Under Section 457 of the Internal Revenue Code, an employee may defer each year a maximum of 100% of their "gross compensation"* or annual dollar limit, whichever is less. The dollar limit for 2014 is $17,500. Participation is handled through payroll deduction so an employee's taxes are reduced each pay period.
ICMA-RC's plan allows employees to increase, decrease, stop and restart contributions as often as they wish, without fees or penalties, subject to the employer's approval.
A 457 plan offers many advantages:
- Employees can reduce their current income taxes while boosting their retirement investments.
- Earnings accumulate tax deferred.
- An employee can dollar cost average through convenient payroll deductions.**
- If an employee is 50 (or older) or within three years of normal retirement age and already contributing the maximum to their plan, they are allowed to make additional "catch-up" contributions.
- It is portable.
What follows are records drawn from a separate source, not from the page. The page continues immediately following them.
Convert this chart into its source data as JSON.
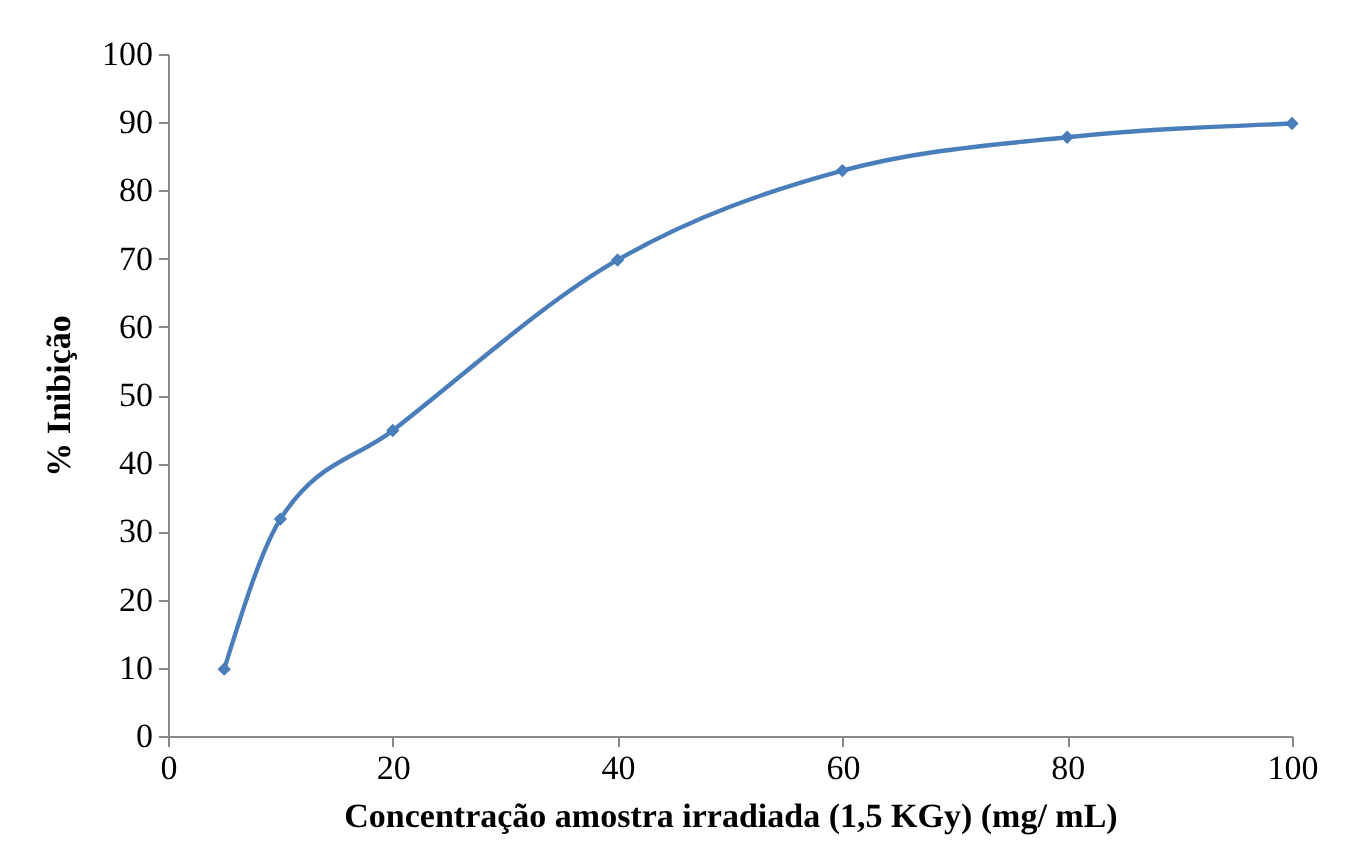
{
  "chart_data": {
    "type": "line",
    "xlabel": "Concentração amostra irradiada (1,5 KGy) (mg/ mL)",
    "ylabel": "% Inibição",
    "x": [
      5,
      10,
      20,
      40,
      60,
      80,
      100
    ],
    "series": [
      {
        "color": "#4a7ebb",
        "values": [
          9.8,
          31.8,
          44.8,
          69.8,
          82.9,
          87.8,
          89.8
        ]
      }
    ],
    "xlim": [
      0,
      100
    ],
    "xticks": [
      0,
      20,
      40,
      60,
      80,
      100
    ],
    "ylim": [
      0,
      100
    ],
    "yticks": [
      0,
      10,
      20,
      30,
      40,
      50,
      60,
      70,
      80,
      90,
      100
    ],
    "marker": "diamond",
    "line_style": "solid"
  }
}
If an employee changes jobs they can consolidate their savings in another public sector employer's 457 plan, a qualified 401 plan, a tax-sheltered 403(b) annuity plan, or a Traditional IRA.
*Gross compensation must first be reduced by any mandatory pre-tax ("picked-up") employee 401 plan contribution.
**Dollar cost averaging does not assure profit or protect against loss in a declining market. Since dollar cost averaging involves continuous investing, regardless of fluctuating prices, investors must consider financial ability to continue to invest during low price levels.